The second circumstance that international brands regularly face is an application that infringes on their prior existing rights or interests, or where someone seeks to register a trademark that has already been used by the international brand and has certain influence (一定影响). Applications of this kind are prohibited by the draft revision’s Article 23. Sometimes, these bad faith trademark applications are filed by squatters, who have no intention of using the trademark. In other cases, however, the bad faith applicant may be seeking to use the trademark, or prevent the legitimate owner from using it.

One example of a prior existing right (现有的在先权利) that might be infringed by a bad faith trademark application is a copyright held by the brand over its logo. Due to China’s treaty obligations, an international brand might enjoy copyright protection over the logo in China, even if it has not registered that copyright in China (or indeed anywhere else). This is in contrast to trademark rights, which only arise in China through registration in China, except in very limited circumstances.

Interestingly, the draft revision’s Article 23 would add the term “interests” (权益) to the universe of what can be infringed by a bad faith trademark applications. This addition may reflect a move to broaden the scope of the circumstances under which a party that does not have a prior trademark or intellectual property registration in China (or at least an unregistered trademark that it has used in China) can combat a trademark application that potentially harms it. This is speculation, but interests could potentially include situations where a brand’s ability to disrupt its exports out of China is threatened by a bad faith trademark registrant’s ability to record the bad faith trademark with China Customs.

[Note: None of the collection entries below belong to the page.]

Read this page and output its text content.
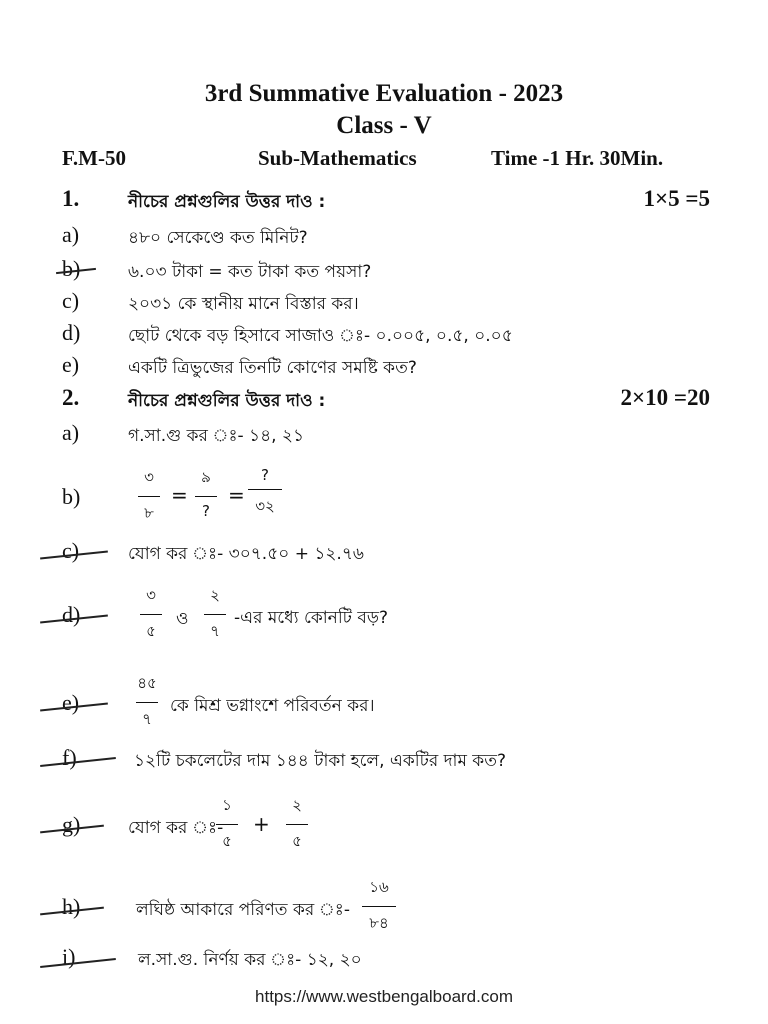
3rd Summative Evaluation - 2023
Class - V
F.M-50	Sub-Mathematics	Time -1 Hr. 30Min.
1.	নীচের প্রশ্নগুলির উত্তর দাও :	1×5 =5
a)	৪৮০ সেকেণ্ডে কত মিনিট?
b)	৬.০৩ টাকা = কত টাকা কত পয়সা?
c)	২০৩১ কে স্থানীয় মানে বিস্তার কর।
d)	ছোট থেকে বড় হিসাবে সাজাও ঃ- ০.০০৫, ০.৫, ০.০৫
e)	একটি ত্রিভুজের তিনটি কোণের সমষ্টি কত?
2.	নীচের প্রশ্নগুলির উত্তর দাও :	2×10 =20
a)	গ.সা.গু কর ঃ- ১৪, ২১
b)
৩
৮
=
৯
?
=
?
৩২
c)	যোগ কর ঃ- ৩০৭.৫০ + ১২.৭৬
d)	-এর মধ্যে কোনটি বড়?
৩
৫
ও
২
৭
e)	কে মিশ্র ভগ্নাংশে পরিবর্তন কর।
৪৫
৭
f)	১২টি চকলেটের দাম ১৪৪ টাকা হলে, একটির দাম কত?
g)	যোগ কর ঃ-
১
৫
+
২
৫
h)	লঘিষ্ঠ আকারে পরিণত কর ঃ-
১৬
৮৪
i)	ল.সা.গু. নির্ণয় কর ঃ- ১২, ২০
https://www.westbengalboard.com
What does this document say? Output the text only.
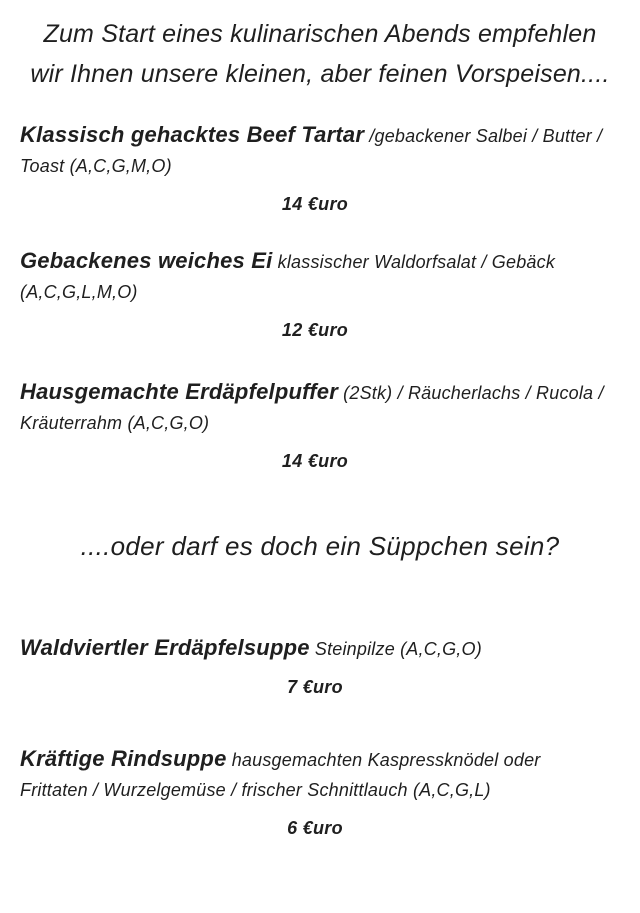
Zum Start eines kulinarischen Abends empfehlen
wir Ihnen unsere kleinen, aber feinen Vorspeisen....

Klassisch gehacktes Beef Tartar /gebackener Salbei / Butter / Toast (A,C,G,M,O)

14 €uro

Gebackenes weiches Ei klassischer Waldorfsalat / Gebäck (A,C,G,L,M,O)

12 €uro

Hausgemachte Erdäpfelpuffer (2Stk) / Räucherlachs / Rucola / Kräuterrahm (A,C,G,O)

14 €uro

....oder darf es doch ein Süppchen sein?

Waldviertler Erdäpfelsuppe Steinpilze (A,C,G,O)

7 €uro

Kräftige Rindsuppe hausgemachten Kaspressknödel oder Frittaten / Wurzelgemüse / frischer Schnittlauch (A,C,G,L)

6 €uro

Under the draft revision, the penalties for bad-faith registration will become more severe and the remedies for bad-faith registration will become more dynamic. In some cases, fines of up to RMB 250,000 (~$36,855) could be imposed on a bad faith trademark applicant. The new Article 48 also clarifies that someone who registers a trademark in bad faith will be liable for infringement of a trademark it registers in bad faith, even for uses of the trademark that take place when the party in question is technically the owner of the brand. Affected parties will also be able to request that a trademark registered in bad faith be transferred to them.

With bad faith applications at the top of the list of problems faced by international (and Chinese) brands seeking trademark protection in China, the draft revision’s proposals are good news for just about everyone other than bad actors themselves. The interests of fairness will no doubt be served by moving away from a system that formalistically prioritizes earlier trademark applications, without regard for real-world circumstances, such as actual use of the trademark in China and the increasingly transnational way in which consumers are exposed to trademarks. This all said, the draft revision is just that, a draft. It will still take some time for the proposals to come into effect, and even then, how exactly the new provision are enforced remains to be seen. It is still critical for brands to be extremely diligent when it comes to registering their trademarks in China.